Каторгу вечную усатый обещал. Ну, тут уж точно просчитался. Свою каторгу Гилевич еще в воспитательном доме отгорбатил. Да, жалко проваленного проекта, ах как жалко! Три, много пять таких студентов – и райские кущи ждали бы Андрея Серафимовича на земле. Да не просто на земле, а на любой земле, в любом ее уголке, на любом краешке. Обрезал ему крылья усач сыскной, ох, обрезал. Ну да мы ему тоже подпакостим, выкинем коленце.
Андрей Гилевич перевел взгляд со своего ухмыляющегося отражения на мыльницу. Открыл кран, набрал в ладони воды, ополоснул лицо, подмигнул зеркалу. А после разломил кусок мыла надвое, вытащил из обломка маленькую капсулу, сунул в рот и раскусил.

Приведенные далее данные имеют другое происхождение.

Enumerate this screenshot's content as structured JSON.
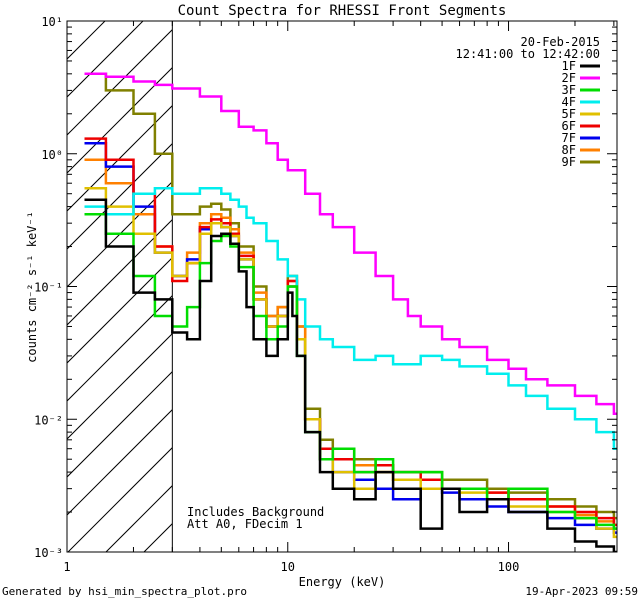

Когда Филиппов, услышав шум, заглянул в уборную, Андрей Гилевич уже был мертв. Он лежал на спине поперек небольшой комнатки, глядя в потолок и улыбаясь. Гудел кран, пенилось в раковине оброненное мыло, пытаясь перебить абрикосовым ароматом горький запах миндаля.
ЗИМА 1912 года
Десять дней зимы
16 декабря 1912 года. Ночь с воскресенья на понедельник
Ночной ветер изо всех сил трепал плотную поволоку низких облаков, пытался разорвать ее об острые шпили колоколен, о дымящиеся заводские трубы Сан-Галли в надежде устроить прорехи побольше, чтобы хоть немного осветить самую темную часть серого города. Но, заигравшись, забывался и сам же нагонял в освободившееся место новые клубы белого густого тумана, затягивая лениво поблескивающие искорки звезд и возвращая Лиговку в привычную тревожную сонную тень. Изредка скрипели двери чайных и трактиров, впуская и выпуская своих гостей, но и входящие возникали будто бы сразу из темноты, материализовавшись перед самыми дверными створками, и покидающие эти притоны на нетвердых ногах мгновенно оставляли освещенный прямоугольник, проваливались в мрак, растворяясь в нем, чтобы не мозолить недобрые глаза. Улицы были пустынны, и только временами отвлекающийся от туч ветер оживлял ночной пейзаж, заигравшись обрывком газеты или выметая из-под арочных сводов неубранную листву.